Aldus gedaan door mr. A.L. Smit, voorzitter, mr.dr. E. Plomp, lid-jurist,

dr. A.W.M. van Milligen de Wit, dr. P.J.M. van Gurp en dr. J.W.B. de Groot, leden-artsen, in tegenwoordigheid van mr. H. van der Poel-Berkovits, secretaris, en uitgesproken in het openbaar op 27 januari 2017 door mr. A.L. Smit, voorzitter, in tegenwoordigheid van mr.
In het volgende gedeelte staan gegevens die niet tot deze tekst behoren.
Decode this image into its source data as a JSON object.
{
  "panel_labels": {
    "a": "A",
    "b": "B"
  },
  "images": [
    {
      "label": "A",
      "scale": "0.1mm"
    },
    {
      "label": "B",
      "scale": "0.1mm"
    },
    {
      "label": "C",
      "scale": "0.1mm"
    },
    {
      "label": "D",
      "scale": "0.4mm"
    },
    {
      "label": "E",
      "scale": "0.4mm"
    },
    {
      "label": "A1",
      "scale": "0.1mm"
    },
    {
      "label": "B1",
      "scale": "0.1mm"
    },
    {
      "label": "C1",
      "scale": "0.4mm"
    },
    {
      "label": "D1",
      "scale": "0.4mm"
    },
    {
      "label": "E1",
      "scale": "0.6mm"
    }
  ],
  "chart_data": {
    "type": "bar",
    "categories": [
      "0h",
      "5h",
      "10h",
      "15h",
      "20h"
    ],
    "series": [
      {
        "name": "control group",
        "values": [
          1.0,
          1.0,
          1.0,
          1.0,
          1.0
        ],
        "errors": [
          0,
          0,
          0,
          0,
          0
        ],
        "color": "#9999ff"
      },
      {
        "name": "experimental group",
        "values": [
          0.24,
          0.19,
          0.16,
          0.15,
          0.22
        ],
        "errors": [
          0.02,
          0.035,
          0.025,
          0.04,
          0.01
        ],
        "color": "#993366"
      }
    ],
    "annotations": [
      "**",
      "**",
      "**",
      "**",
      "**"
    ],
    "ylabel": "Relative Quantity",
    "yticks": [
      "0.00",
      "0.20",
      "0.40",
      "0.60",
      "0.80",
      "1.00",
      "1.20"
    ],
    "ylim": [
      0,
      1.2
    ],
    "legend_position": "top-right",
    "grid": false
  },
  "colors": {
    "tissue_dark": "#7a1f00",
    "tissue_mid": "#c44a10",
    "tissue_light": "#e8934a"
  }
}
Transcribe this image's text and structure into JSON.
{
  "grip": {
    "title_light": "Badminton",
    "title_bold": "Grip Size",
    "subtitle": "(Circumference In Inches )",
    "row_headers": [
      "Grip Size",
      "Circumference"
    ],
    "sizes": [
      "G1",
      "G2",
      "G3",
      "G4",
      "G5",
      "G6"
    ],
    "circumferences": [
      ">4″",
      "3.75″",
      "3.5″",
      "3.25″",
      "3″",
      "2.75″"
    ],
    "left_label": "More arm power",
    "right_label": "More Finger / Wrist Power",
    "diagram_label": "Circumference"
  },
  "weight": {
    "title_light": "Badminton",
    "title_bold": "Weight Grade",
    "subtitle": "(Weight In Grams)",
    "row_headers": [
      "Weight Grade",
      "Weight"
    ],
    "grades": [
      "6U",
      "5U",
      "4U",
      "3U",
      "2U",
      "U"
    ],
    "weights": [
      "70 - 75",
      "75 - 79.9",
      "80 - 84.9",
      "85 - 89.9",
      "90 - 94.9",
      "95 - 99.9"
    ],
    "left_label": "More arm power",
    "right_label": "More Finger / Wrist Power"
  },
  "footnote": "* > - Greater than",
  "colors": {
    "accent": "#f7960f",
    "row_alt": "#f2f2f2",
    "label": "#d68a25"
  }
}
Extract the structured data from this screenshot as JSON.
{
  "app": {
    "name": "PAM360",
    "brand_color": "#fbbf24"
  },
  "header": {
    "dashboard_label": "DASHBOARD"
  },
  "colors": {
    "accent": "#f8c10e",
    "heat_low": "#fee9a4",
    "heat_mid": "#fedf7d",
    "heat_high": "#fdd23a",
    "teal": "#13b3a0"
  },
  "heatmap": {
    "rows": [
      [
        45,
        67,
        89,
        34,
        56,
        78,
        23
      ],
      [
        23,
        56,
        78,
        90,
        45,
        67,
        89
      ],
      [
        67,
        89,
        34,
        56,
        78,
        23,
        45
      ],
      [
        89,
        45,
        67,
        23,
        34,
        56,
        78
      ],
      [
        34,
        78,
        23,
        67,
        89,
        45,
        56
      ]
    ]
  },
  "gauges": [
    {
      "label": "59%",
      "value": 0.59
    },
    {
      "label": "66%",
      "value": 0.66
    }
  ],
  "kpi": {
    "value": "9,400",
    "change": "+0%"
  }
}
H. van der Poel-Berkovits, secretaris.

voorzitter

secretaris

Tegen deze beslissing kan binnen zes weken na de dag van verzending van het afschrift ervan schriftelijk hoger beroep worden ingesteld bij het Centrale Tuchtcollege voor de Gezondheidszorg door:

a. de klager en/of klaagster, voor zover de klacht is afgewezen, of voor zover hij/zij niet-ontvankelijk is verklaard;

b. degene over wie is geklaagd;

c. de hoofdinspecteur of de regionale inspecteur van de volksgezondheid, wie de aangelegenheid uit hoofde van de hun toevertrouwde belangen aangaat.

Het tot het Centrale Tuchtcollege voor de Gezondheidszorg gerichte beroepschrift wordt ingezonden bij de secretaris van het Regionaal Tuchtcollege voor de Gezondheidszorg te Zwolle, door wie het binnen de beroepstermijn moet zijn ontvangen.